New London's most formidable gang is the Fauntleroys, a rough and tumble assembly of toughs who operate out of a rec room on Lower Boulevard. They soap the windows of BMWs around New London's Sixth District because their car of choice is the declassee Saab. They tie red, silk carnations to the antennae of Saabs and Volvos.
The Fauntleroys' territory lies just south of the turf that belongs to the Moore Avenue Rascals. In February 2006, the two gangs rumbled over a disputed speed chess match. The Fauntleroys won and the Rascals accused them of turning the egg timers too quickly. Heated words were followed by hot action, and the gangs assembled in Caulkins Park to defend their honors.
The Fauntleroys came armed with dollar store shivs that won't hold an edge no matter how long you rub them against a stone. The Moore Avenue Rascals are more street savvy, but they don't have as much disposable income. The Rascals packed serrated butter knives, a weapon they have learned to wield like martial artists just graduated from an afterschool program.
There was a lot of shouting and posturing. Metal flashed in the rays of the setting sun. One of the Fauntleroys, Joey Bishop, was tripped by a Rascal, and when he hit the ground, the breast pocket of his leather jacket rattled. Joey Bishop was carrying an unopened box of Good 'n' Plenty.

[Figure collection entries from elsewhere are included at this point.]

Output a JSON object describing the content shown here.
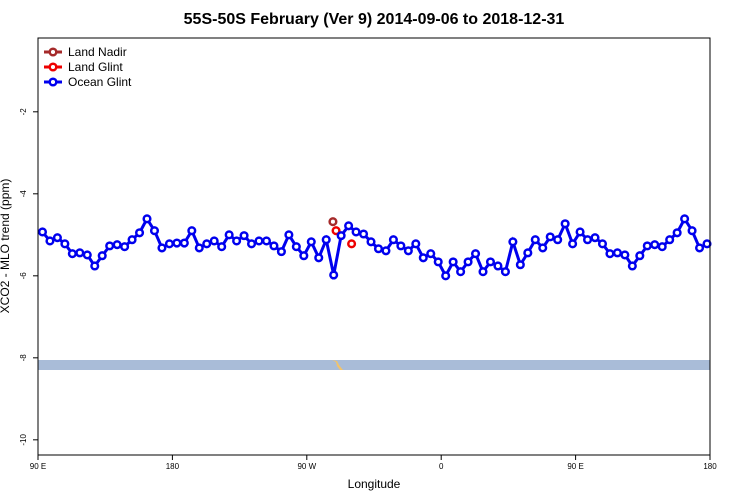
{
  "chart_data": {
    "type": "line",
    "title": "55S-50S February (Ver 9)   2014-09-06 to 2018-12-31",
    "x_label": "Longitude",
    "y_label": "XCO2 - MLO trend (ppm)",
    "xlim": [
      90,
      540
    ],
    "ylim": [
      -10.37,
      -0.2
    ],
    "xticks": [
      {
        "value": 90,
        "label": "90 E"
      },
      180,
      {
        "value": 270,
        "label": "90 W"
      },
      {
        "value": 360,
        "label": "0"
      },
      {
        "value": 450,
        "label": "90 E"
      },
      {
        "value": 540,
        "label": "180"
      }
    ],
    "yticks": [
      -2,
      -4,
      -6,
      -8,
      -10
    ],
    "legend": "top-left",
    "series": [
      {
        "name": "Land Nadir",
        "color": "#a52a2a",
        "x": [
          287.5
        ],
        "values": [
          -4.68
        ]
      },
      {
        "name": "Land Glint",
        "color": "#ee0000",
        "x": [
          289.6,
          300
        ],
        "values": [
          -4.9,
          -5.22
        ]
      },
      {
        "name": "Ocean Glint",
        "color": "#0000ee",
        "x": [
          93,
          98,
          103,
          108,
          113,
          118,
          123,
          128,
          133,
          138,
          143,
          148,
          153,
          158,
          163,
          168,
          173,
          178,
          183,
          188,
          193,
          198,
          203,
          208,
          213,
          218,
          223,
          228,
          233,
          238,
          243,
          248,
          253,
          258,
          263,
          268,
          273,
          278,
          283,
          288,
          293,
          298,
          303,
          308,
          313,
          318,
          323,
          328,
          333,
          338,
          343,
          348,
          353,
          358,
          363,
          368,
          373,
          378,
          383,
          388,
          393,
          398,
          403,
          408,
          413,
          418,
          423,
          428,
          433,
          438,
          443,
          448,
          453,
          458,
          463,
          468,
          473,
          478,
          483,
          488,
          493,
          498,
          503,
          508,
          513,
          518,
          523,
          528,
          533,
          538
        ],
        "values": [
          -4.93,
          -5.15,
          -5.07,
          -5.22,
          -5.46,
          -5.44,
          -5.49,
          -5.76,
          -5.51,
          -5.27,
          -5.24,
          -5.29,
          -5.12,
          -4.95,
          -4.61,
          -4.9,
          -5.32,
          -5.22,
          -5.2,
          -5.2,
          -4.9,
          -5.32,
          -5.22,
          -5.15,
          -5.29,
          -5.0,
          -5.15,
          -5.02,
          -5.22,
          -5.15,
          -5.15,
          -5.27,
          -5.41,
          -5.0,
          -5.29,
          -5.51,
          -5.17,
          -5.56,
          -5.12,
          -5.98,
          -5.02,
          -4.78,
          -4.93,
          -4.98,
          -5.17,
          -5.34,
          -5.39,
          -5.12,
          -5.27,
          -5.39,
          -5.22,
          -5.56,
          -5.46,
          -5.66,
          -6.0,
          -5.66,
          -5.9,
          -5.66,
          -5.46,
          -5.9,
          -5.66,
          -5.76,
          -5.9,
          -5.17,
          -5.73,
          -5.44,
          -5.12,
          -5.32,
          -5.05,
          -5.12,
          -4.73,
          -5.22,
          -4.93,
          -5.12,
          -5.07,
          -5.22,
          -5.46,
          -5.44,
          -5.49,
          -5.76,
          -5.51,
          -5.27,
          -5.24,
          -5.29,
          -5.12,
          -4.95,
          -4.61,
          -4.9,
          -5.32,
          -5.22
        ]
      }
    ]
  }
}
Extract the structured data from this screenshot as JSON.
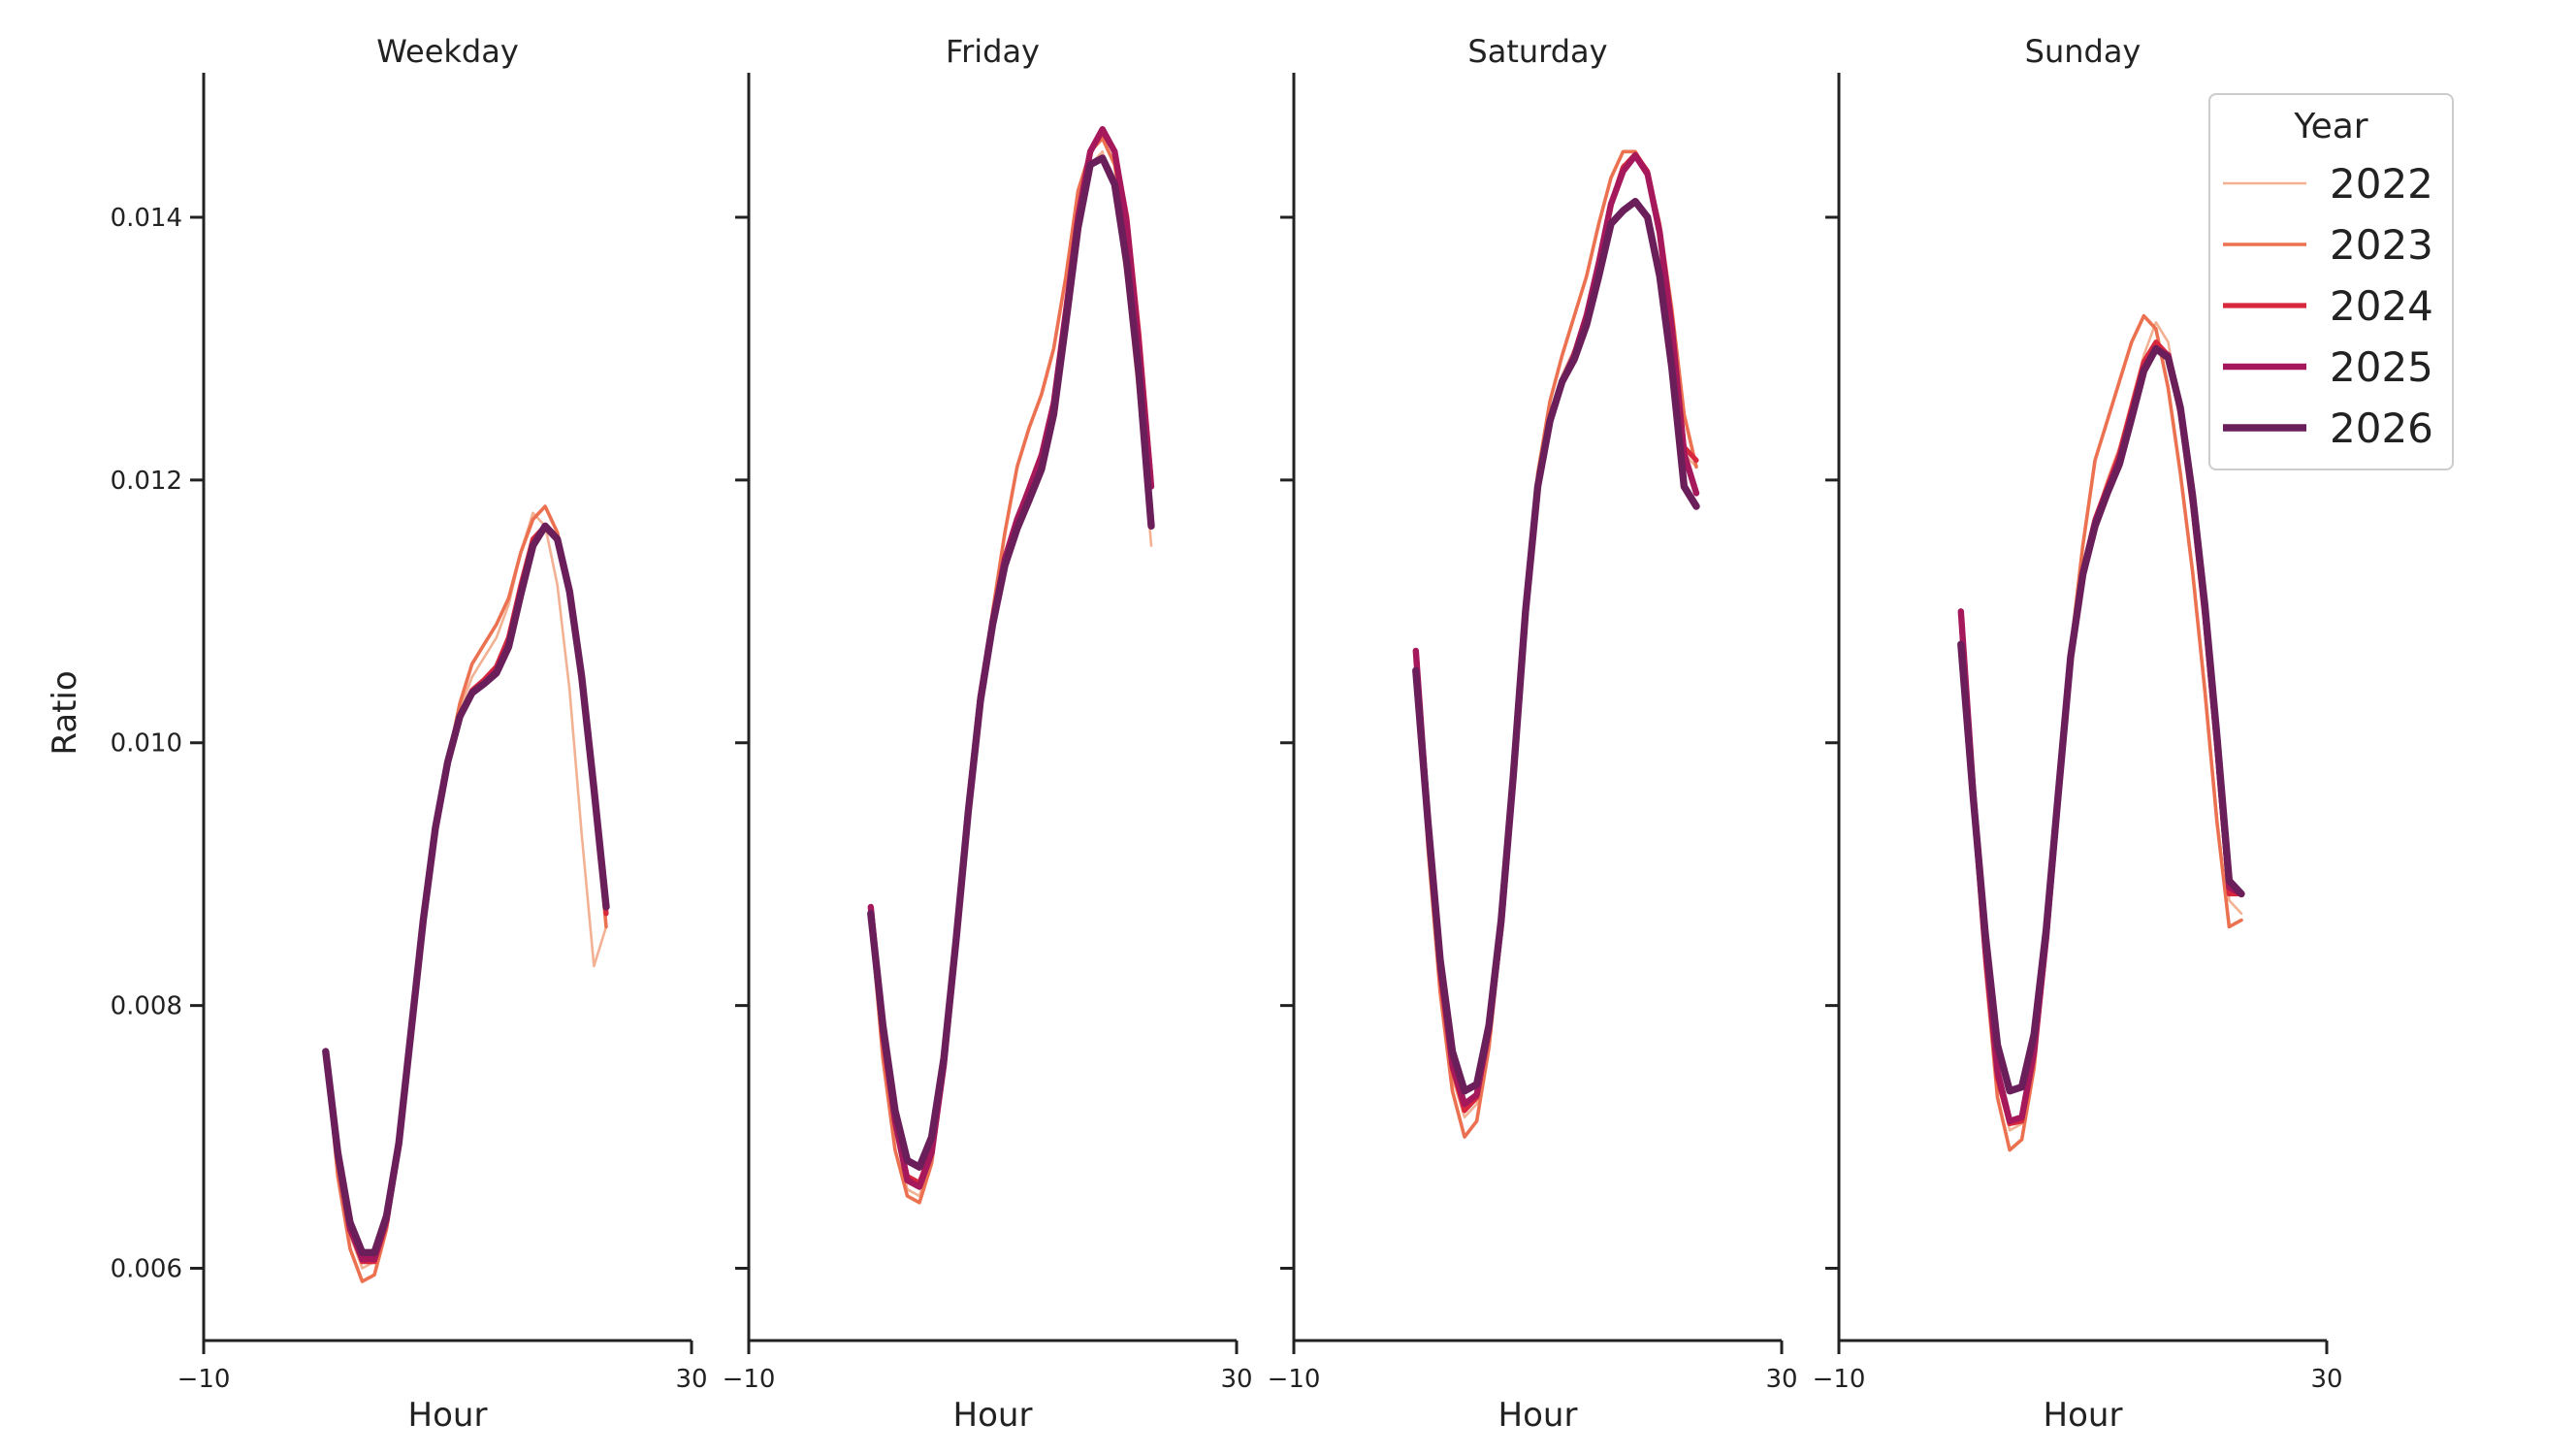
{
  "chart_data": {
    "type": "line",
    "ylabel": "Ratio",
    "xlabel": "Hour",
    "xlim": [
      -10,
      30
    ],
    "ylim": [
      0.00545,
      0.0151
    ],
    "xticks": [
      -10,
      30
    ],
    "xtick_labels": [
      "−10",
      "30"
    ],
    "yticks": [
      0.006,
      0.008,
      0.01,
      0.012,
      0.014
    ],
    "ytick_labels": [
      "0.006",
      "0.008",
      "0.010",
      "0.012",
      "0.014"
    ],
    "grid": false,
    "legend": {
      "title": "Year",
      "placement": "top-right",
      "entries": [
        {
          "label": "2022",
          "color": "#f3b193"
        },
        {
          "label": "2023",
          "color": "#ec7150"
        },
        {
          "label": "2024",
          "color": "#d8283d"
        },
        {
          "label": "2025",
          "color": "#a5185c"
        },
        {
          "label": "2026",
          "color": "#6b1f5a"
        }
      ]
    },
    "panels": [
      {
        "title": "Weekday",
        "x": [
          0,
          1,
          2,
          3,
          4,
          5,
          6,
          7,
          8,
          9,
          10,
          11,
          12,
          13,
          14,
          15,
          16,
          17,
          18,
          19,
          20,
          21,
          22,
          23
        ],
        "series": [
          {
            "name": "2022",
            "values": [
              0.0076,
              0.0068,
              0.00625,
              0.006,
              0.00605,
              0.00635,
              0.007,
              0.0079,
              0.0087,
              0.00935,
              0.00985,
              0.01025,
              0.0105,
              0.01065,
              0.0108,
              0.01105,
              0.01145,
              0.01175,
              0.01165,
              0.0112,
              0.0104,
              0.0093,
              0.0083,
              0.0086
            ]
          },
          {
            "name": "2023",
            "values": [
              0.00765,
              0.0067,
              0.00615,
              0.0059,
              0.00595,
              0.0063,
              0.0069,
              0.0078,
              0.0086,
              0.0093,
              0.00985,
              0.0103,
              0.0106,
              0.01075,
              0.0109,
              0.0111,
              0.01145,
              0.0117,
              0.0118,
              0.0116,
              0.0111,
              0.0104,
              0.0096,
              0.0086
            ]
          },
          {
            "name": "2024",
            "values": [
              0.00765,
              0.00685,
              0.0063,
              0.00605,
              0.00605,
              0.00635,
              0.00695,
              0.0078,
              0.00865,
              0.00935,
              0.00985,
              0.0102,
              0.0104,
              0.01048,
              0.01058,
              0.0108,
              0.0112,
              0.01155,
              0.01165,
              0.01155,
              0.01115,
              0.0105,
              0.0096,
              0.0087
            ]
          },
          {
            "name": "2025",
            "values": [
              0.00765,
              0.00685,
              0.0063,
              0.00607,
              0.00607,
              0.00637,
              0.00695,
              0.0078,
              0.00865,
              0.00935,
              0.00985,
              0.0102,
              0.01038,
              0.01045,
              0.01055,
              0.01075,
              0.01115,
              0.0115,
              0.01165,
              0.01155,
              0.01115,
              0.0105,
              0.00965,
              0.00875
            ]
          },
          {
            "name": "2026",
            "values": [
              0.00765,
              0.00688,
              0.00635,
              0.00612,
              0.00612,
              0.0064,
              0.00695,
              0.0078,
              0.00865,
              0.00935,
              0.00985,
              0.0102,
              0.01038,
              0.01045,
              0.01053,
              0.01073,
              0.01113,
              0.0115,
              0.01165,
              0.01155,
              0.01115,
              0.0105,
              0.00965,
              0.00875
            ]
          }
        ]
      },
      {
        "title": "Friday",
        "x": [
          0,
          1,
          2,
          3,
          4,
          5,
          6,
          7,
          8,
          9,
          10,
          11,
          12,
          13,
          14,
          15,
          16,
          17,
          18,
          19,
          20,
          21,
          22,
          23
        ],
        "series": [
          {
            "name": "2022",
            "values": [
              0.0087,
              0.0078,
              0.00705,
              0.0066,
              0.00655,
              0.00685,
              0.0075,
              0.0085,
              0.0095,
              0.01035,
              0.0109,
              0.01135,
              0.01165,
              0.0119,
              0.01215,
              0.01255,
              0.01325,
              0.01395,
              0.0144,
              0.0145,
              0.0142,
              0.0135,
              0.0126,
              0.0115
            ]
          },
          {
            "name": "2023",
            "values": [
              0.00865,
              0.0076,
              0.0069,
              0.00655,
              0.0065,
              0.0068,
              0.0075,
              0.0085,
              0.0095,
              0.01035,
              0.011,
              0.0116,
              0.0121,
              0.0124,
              0.01265,
              0.013,
              0.01355,
              0.0142,
              0.0145,
              0.0146,
              0.0144,
              0.0138,
              0.0129,
              0.0118
            ]
          },
          {
            "name": "2024",
            "values": [
              0.0087,
              0.00775,
              0.0071,
              0.0067,
              0.00665,
              0.0069,
              0.00755,
              0.0085,
              0.0095,
              0.01035,
              0.01095,
              0.0114,
              0.0117,
              0.01195,
              0.0122,
              0.0126,
              0.0133,
              0.014,
              0.0145,
              0.01465,
              0.0145,
              0.014,
              0.0131,
              0.012
            ]
          },
          {
            "name": "2025",
            "values": [
              0.00875,
              0.0078,
              0.00712,
              0.00667,
              0.00662,
              0.00688,
              0.00755,
              0.0085,
              0.0095,
              0.01035,
              0.01093,
              0.0114,
              0.0117,
              0.01193,
              0.01218,
              0.01258,
              0.01328,
              0.014,
              0.0145,
              0.01467,
              0.0145,
              0.01395,
              0.013,
              0.01195
            ]
          },
          {
            "name": "2026",
            "values": [
              0.0087,
              0.00785,
              0.0072,
              0.00682,
              0.00677,
              0.007,
              0.0076,
              0.0085,
              0.00948,
              0.01032,
              0.0109,
              0.01135,
              0.01163,
              0.01185,
              0.01208,
              0.0125,
              0.0132,
              0.01392,
              0.0144,
              0.01445,
              0.01425,
              0.01365,
              0.0128,
              0.01165
            ]
          }
        ]
      },
      {
        "title": "Saturday",
        "x": [
          0,
          1,
          2,
          3,
          4,
          5,
          6,
          7,
          8,
          9,
          10,
          11,
          12,
          13,
          14,
          15,
          16,
          17,
          18,
          19,
          20,
          21,
          22,
          23
        ],
        "series": [
          {
            "name": "2022",
            "values": [
              0.0106,
              0.0093,
              0.0082,
              0.00745,
              0.00715,
              0.00725,
              0.00775,
              0.0086,
              0.00975,
              0.01105,
              0.012,
              0.0125,
              0.0128,
              0.013,
              0.0133,
              0.0137,
              0.0141,
              0.0144,
              0.01445,
              0.0143,
              0.01385,
              0.0131,
              0.0122,
              0.0121
            ]
          },
          {
            "name": "2023",
            "values": [
              0.01065,
              0.0092,
              0.0081,
              0.00735,
              0.007,
              0.00712,
              0.00768,
              0.00855,
              0.0097,
              0.011,
              0.01205,
              0.0126,
              0.01295,
              0.01325,
              0.01355,
              0.01395,
              0.0143,
              0.0145,
              0.0145,
              0.01435,
              0.01395,
              0.0133,
              0.0125,
              0.0121
            ]
          },
          {
            "name": "2024",
            "values": [
              0.0107,
              0.00935,
              0.00825,
              0.00752,
              0.0072,
              0.0073,
              0.0078,
              0.00862,
              0.00975,
              0.011,
              0.01195,
              0.01245,
              0.01275,
              0.01295,
              0.01325,
              0.01365,
              0.0141,
              0.01438,
              0.01448,
              0.01435,
              0.0139,
              0.0132,
              0.01225,
              0.01215
            ]
          },
          {
            "name": "2025",
            "values": [
              0.0107,
              0.0094,
              0.0083,
              0.00755,
              0.00725,
              0.00732,
              0.00782,
              0.00862,
              0.00975,
              0.011,
              0.01195,
              0.01245,
              0.01275,
              0.01295,
              0.01325,
              0.01365,
              0.0141,
              0.01435,
              0.01447,
              0.01433,
              0.01388,
              0.01315,
              0.0122,
              0.0119
            ]
          },
          {
            "name": "2026",
            "values": [
              0.01055,
              0.0094,
              0.00835,
              0.00765,
              0.00735,
              0.0074,
              0.00785,
              0.00865,
              0.00975,
              0.011,
              0.01195,
              0.01245,
              0.01275,
              0.01292,
              0.01318,
              0.01355,
              0.01395,
              0.01405,
              0.01412,
              0.014,
              0.01355,
              0.01285,
              0.01195,
              0.0118
            ]
          }
        ]
      },
      {
        "title": "Sunday",
        "x": [
          0,
          1,
          2,
          3,
          4,
          5,
          6,
          7,
          8,
          9,
          10,
          11,
          12,
          13,
          14,
          15,
          16,
          17,
          18,
          19,
          20,
          21,
          22,
          23
        ],
        "series": [
          {
            "name": "2022",
            "values": [
              0.0109,
              0.0096,
              0.0084,
              0.00745,
              0.00705,
              0.0071,
              0.0076,
              0.0085,
              0.0096,
              0.0106,
              0.01125,
              0.0117,
              0.012,
              0.01225,
              0.0126,
              0.01295,
              0.0132,
              0.01305,
              0.0125,
              0.0118,
              0.0109,
              0.0099,
              0.0088,
              0.0087
            ]
          },
          {
            "name": "2023",
            "values": [
              0.0109,
              0.0095,
              0.0083,
              0.0073,
              0.0069,
              0.00698,
              0.00752,
              0.00845,
              0.0096,
              0.0107,
              0.0115,
              0.01215,
              0.01245,
              0.01275,
              0.01305,
              0.01325,
              0.01315,
              0.0127,
              0.01205,
              0.0113,
              0.0104,
              0.0094,
              0.0086,
              0.00865
            ]
          },
          {
            "name": "2024",
            "values": [
              0.011,
              0.0096,
              0.0084,
              0.00745,
              0.0071,
              0.00712,
              0.00762,
              0.0085,
              0.0096,
              0.01065,
              0.0113,
              0.0117,
              0.01195,
              0.0122,
              0.01255,
              0.0129,
              0.01305,
              0.01295,
              0.0125,
              0.0118,
              0.01095,
              0.00995,
              0.00885,
              0.00885
            ]
          },
          {
            "name": "2025",
            "values": [
              0.011,
              0.00965,
              0.00845,
              0.0075,
              0.00712,
              0.00715,
              0.00765,
              0.00852,
              0.00962,
              0.01065,
              0.0113,
              0.01168,
              0.01192,
              0.01215,
              0.0125,
              0.01285,
              0.013,
              0.01295,
              0.01255,
              0.01185,
              0.011,
              0.01,
              0.0089,
              0.00885
            ]
          },
          {
            "name": "2026",
            "values": [
              0.01075,
              0.0096,
              0.00855,
              0.0077,
              0.00735,
              0.00738,
              0.00778,
              0.00858,
              0.00962,
              0.01065,
              0.01128,
              0.01165,
              0.0119,
              0.01212,
              0.01247,
              0.01283,
              0.013,
              0.01293,
              0.01255,
              0.01188,
              0.01105,
              0.01005,
              0.00895,
              0.00885
            ]
          }
        ]
      }
    ]
  }
}
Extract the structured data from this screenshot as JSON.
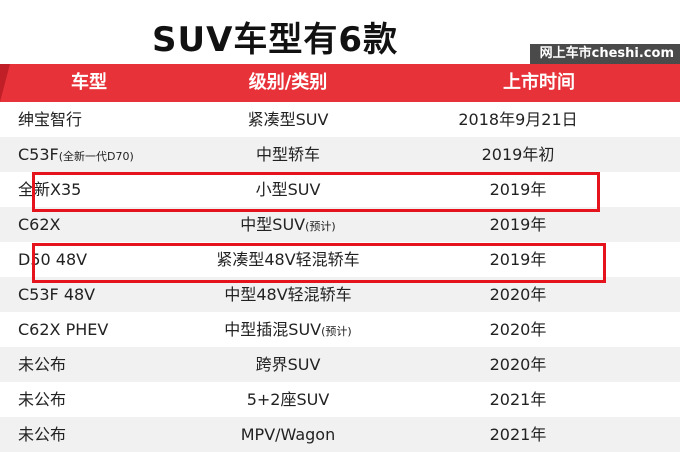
{
  "title": "SUV车型有6款",
  "site_badge": "网上车市cheshi.com",
  "table": {
    "headers": [
      "车型",
      "级别/类别",
      "上市时间"
    ],
    "rows": [
      {
        "model": "绅宝智行",
        "model_note": "",
        "level": "紧凑型SUV",
        "level_note": "",
        "date": "2018年9月21日"
      },
      {
        "model": "C53F",
        "model_note": "(全新一代D70)",
        "level": "中型轿车",
        "level_note": "",
        "date": "2019年初"
      },
      {
        "model": "全新X35",
        "model_note": "",
        "level": "小型SUV",
        "level_note": "",
        "date": "2019年"
      },
      {
        "model": "C62X",
        "model_note": "",
        "level": "中型SUV",
        "level_note": "(预计)",
        "date": "2019年"
      },
      {
        "model": "D50 48V",
        "model_note": "",
        "level": "紧凑型48V轻混轿车",
        "level_note": "",
        "date": "2019年"
      },
      {
        "model": "C53F 48V",
        "model_note": "",
        "level": "中型48V轻混轿车",
        "level_note": "",
        "date": "2020年"
      },
      {
        "model": "C62X PHEV",
        "model_note": "",
        "level": "中型插混SUV",
        "level_note": "(预计)",
        "date": "2020年"
      },
      {
        "model": "未公布",
        "model_note": "",
        "level": "跨界SUV",
        "level_note": "",
        "date": "2020年"
      },
      {
        "model": "未公布",
        "model_note": "",
        "level": "5+2座SUV",
        "level_note": "",
        "date": "2021年"
      },
      {
        "model": "未公布",
        "model_note": "",
        "level": "MPV/Wagon",
        "level_note": "",
        "date": "2021年"
      }
    ]
  },
  "colors": {
    "header_red": "#e8323a",
    "highlight_red": "#e5141c",
    "badge_gray": "#4a4a4a"
  }
}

The Rascals have a soft spot for licorice. In order to avoid bloodshed, the Fauntleroys bought off thier rivals with the box of Good 'n' Plenty, three packs of Blackjack Gum, a quarter pound of original flavor Twizzlers, and a half box of Crows. Both gangs agreed that, in the future, impartial referees will monitor thier speed chess tournaments. A ragged bloodbath was avoided.